Debugging LLM-powered agentic workflows

The increasing complexity of agentic workflows necessitates robust evaluation methods. TRAIL, a new benchmark, introduces a formal error taxonomy and provides 148 human-annotated traces for comprehensive error analysis. This research highlights the poor performance of current large language models in debugging these complex traces, underscoring the need for advanced evaluation frameworks.

Points clés

  • TRAIL (Trace Reasoning and Agentic Issue Localization) is a new benchmark for evaluating agentic workflow traces.
  • It includes a formal taxonomy of error types in agentic systems.
  • TRAIL comprises 148 large human-annotated traces (1987 OpenTelemetry spans, 575 with errors) from single and multi-agent systems.
  • These traces are grounded in established agentic benchmarks like SWE-Bench and GAIA, covering real-world applications such as software engineering and open-world information retrieval.
  • Evaluations show that state-of-the-art LLMs, including GEMINI-2.5-PRO, perform poorly at trace debugging, with the best model achieving only 11% combined joint accuracy on TRAIL.
  • The benchmark reveals that input token lengths often approach or exceed LLM context limits, and the typical output token length LLMs need to generate exceeds 1K tokens on average.
  • The error taxonomy categorizes errors across reasoning, planning and coordination, and system execution, with Output Generation errors (e.g., Formatting Errors, Instruction Non-compliance) accounting for nearly 42% of all identified errors.
  • Patronus AI is the organization behind the authors of this research.
  • The dataset and code are publicly available under an MIT License, with a HuggingFace leaderboard planned.

À retenir

So, you thought your fancy new LLM could debug itself, did you?

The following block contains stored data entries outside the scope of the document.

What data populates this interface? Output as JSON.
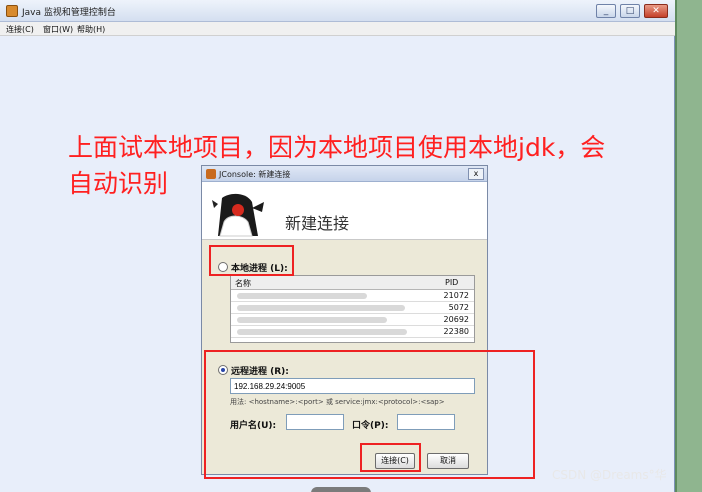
{
  "main_window": {
    "title": "Java 监视和管理控制台",
    "menu": [
      "连接(C)",
      "窗口(W)",
      "帮助(H)"
    ],
    "controls": [
      "_",
      "□",
      "✕"
    ]
  },
  "annotation": {
    "line1": "上面试本地项目，因为本地项目使用本地jdk，会",
    "line2": "自动识别"
  },
  "dialog": {
    "title": "JConsole: 新建连接",
    "close": "x",
    "heading": "新建连接",
    "local": {
      "label": "本地进程 (L):",
      "selected": false,
      "columns": [
        "名称",
        "PID"
      ],
      "rows": [
        {
          "pid": "21072"
        },
        {
          "pid": "5072"
        },
        {
          "pid": "20692"
        },
        {
          "pid": "22380"
        }
      ]
    },
    "remote": {
      "label": "远程进程 (R):",
      "selected": true,
      "address": "192.168.29.24:9005",
      "usage": "用法: <hostname>:<port> 或 service:jmx:<protocol>:<sap>",
      "username_label": "用户名(U):",
      "password_label": "口令(P):",
      "username_value": "",
      "password_value": ""
    },
    "connect_button": "连接(C)",
    "cancel_button": "取消"
  },
  "watermark": "CSDN @Dreams°华",
  "colors": {
    "annotation": "#ff2020",
    "highlight_box": "#ee2222",
    "dialog_bg": "#ece9d8",
    "window_bg": "#e8eefa"
  }
}
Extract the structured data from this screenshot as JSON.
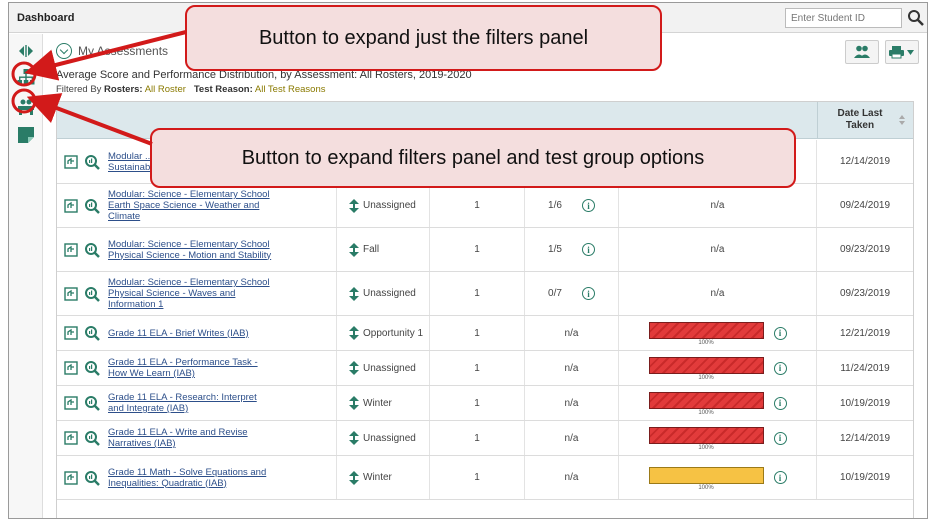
{
  "app": {
    "title": "Dashboard",
    "student_input_placeholder": "Enter Student ID"
  },
  "section": {
    "title": "My Assessments",
    "subtitle": "Average Score and Performance Distribution, by Assessment: All Rosters, 2019-2020",
    "filter_prefix": "Filtered By",
    "rosters_label": "Rosters:",
    "rosters_value": "All Roster",
    "reason_label": "Test Reason:",
    "reason_value": "All Test Reasons"
  },
  "table": {
    "date_header": "Date Last Taken",
    "rows": [
      {
        "name": "Modular Science - Elementary School Earth Space Science - Human Sustainability 2",
        "name_visible": "Modular ... Space Science - Human Sustainability 2",
        "reason": "",
        "count": "",
        "score": "",
        "perf": "",
        "date": "12/14/2019"
      },
      {
        "name": "Modular: Science - Elementary School Earth Space Science - Weather and Climate",
        "reason": "Unassigned",
        "count": "1",
        "score": "1/6",
        "perf": "n/a",
        "date": "09/24/2019"
      },
      {
        "name": "Modular: Science - Elementary School Physical Science - Motion and Stability",
        "reason": "Fall",
        "count": "1",
        "score": "1/5",
        "perf": "n/a",
        "date": "09/23/2019"
      },
      {
        "name": "Modular: Science - Elementary School Physical Science - Waves and Information 1",
        "reason": "Unassigned",
        "count": "1",
        "score": "0/7",
        "perf": "n/a",
        "date": "09/23/2019"
      },
      {
        "name": "Grade 11 ELA - Brief Writes (IAB)",
        "reason": "Opportunity 1",
        "count": "1",
        "score": "n/a",
        "perf": "100%",
        "date": "12/21/2019"
      },
      {
        "name": "Grade 11 ELA - Performance Task - How We Learn (IAB)",
        "reason": "Unassigned",
        "count": "1",
        "score": "n/a",
        "perf": "100%",
        "date": "11/24/2019"
      },
      {
        "name": "Grade 11 ELA - Research: Interpret and Integrate (IAB)",
        "reason": "Winter",
        "count": "1",
        "score": "n/a",
        "perf": "100%",
        "date": "10/19/2019"
      },
      {
        "name": "Grade 11 ELA - Write and Revise Narratives (IAB)",
        "reason": "Unassigned",
        "count": "1",
        "score": "n/a",
        "perf": "100%",
        "date": "12/14/2019"
      },
      {
        "name": "Grade 11 Math - Solve Equations and Inequalities: Quadratic (IAB)",
        "reason": "Winter",
        "count": "1",
        "score": "n/a",
        "perf": "100%",
        "date": "10/19/2019"
      }
    ]
  },
  "callouts": {
    "filters": "Button to expand just the filters panel",
    "filters_groups": "Button to expand filters panel and test group options"
  },
  "colors": {
    "accent": "#2a7c67",
    "callout_border": "#d21a1a",
    "callout_fill": "#f4dede",
    "bar_red": "#e23b3b",
    "bar_yellow": "#f6c244"
  }
}
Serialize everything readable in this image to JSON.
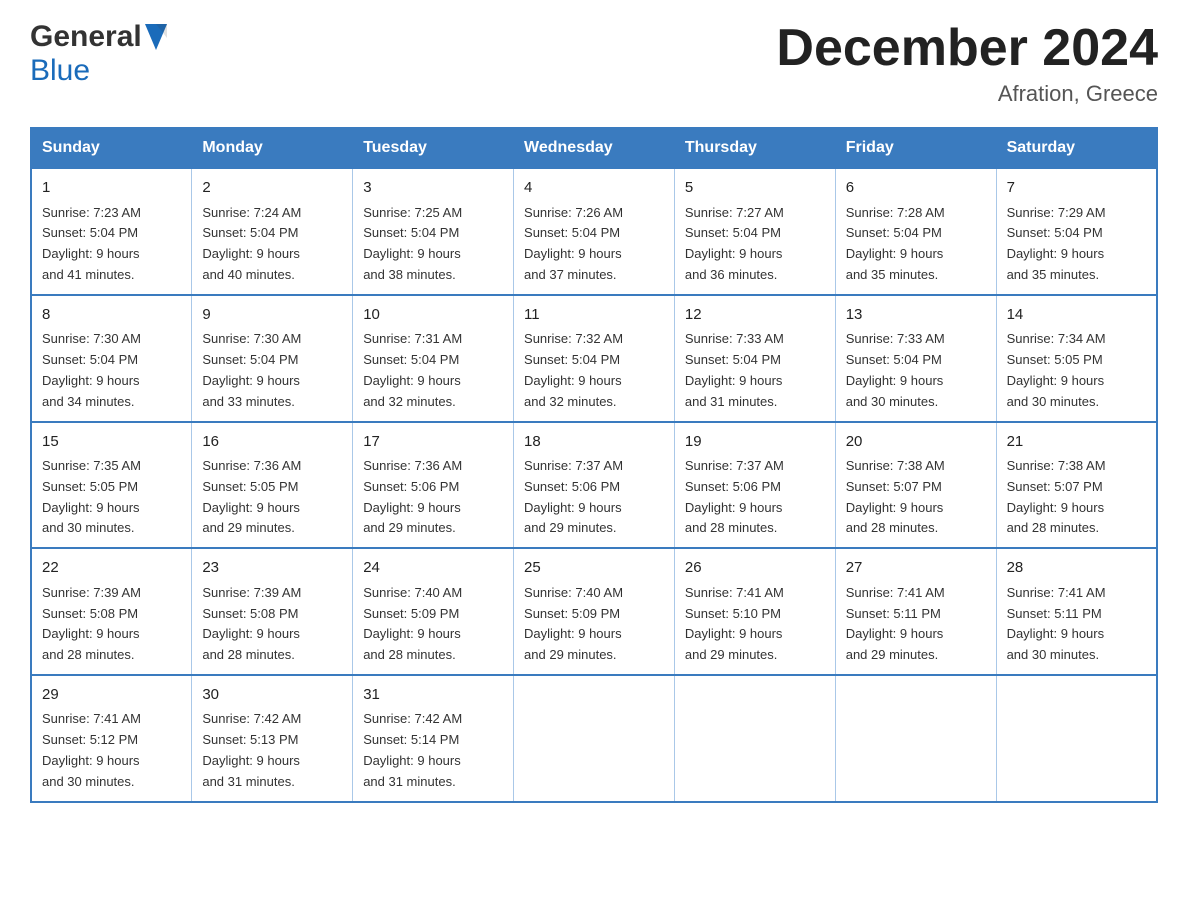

Well, TRAIL is here to burst that bubble, showing that even the “best” models are barely scraping by with an 11% accuracy rate. It seems our AI overlords are still quite fallible, especially when it comes to understanding their own messy thought processes. Perhaps we should stick to asking them for poetry and leave the debugging to, you know, actual humans. After all, who needs machines that can fix themselves when you have a perfectly good, highly paid team of engineers? It’s not like they have anything better to do, right?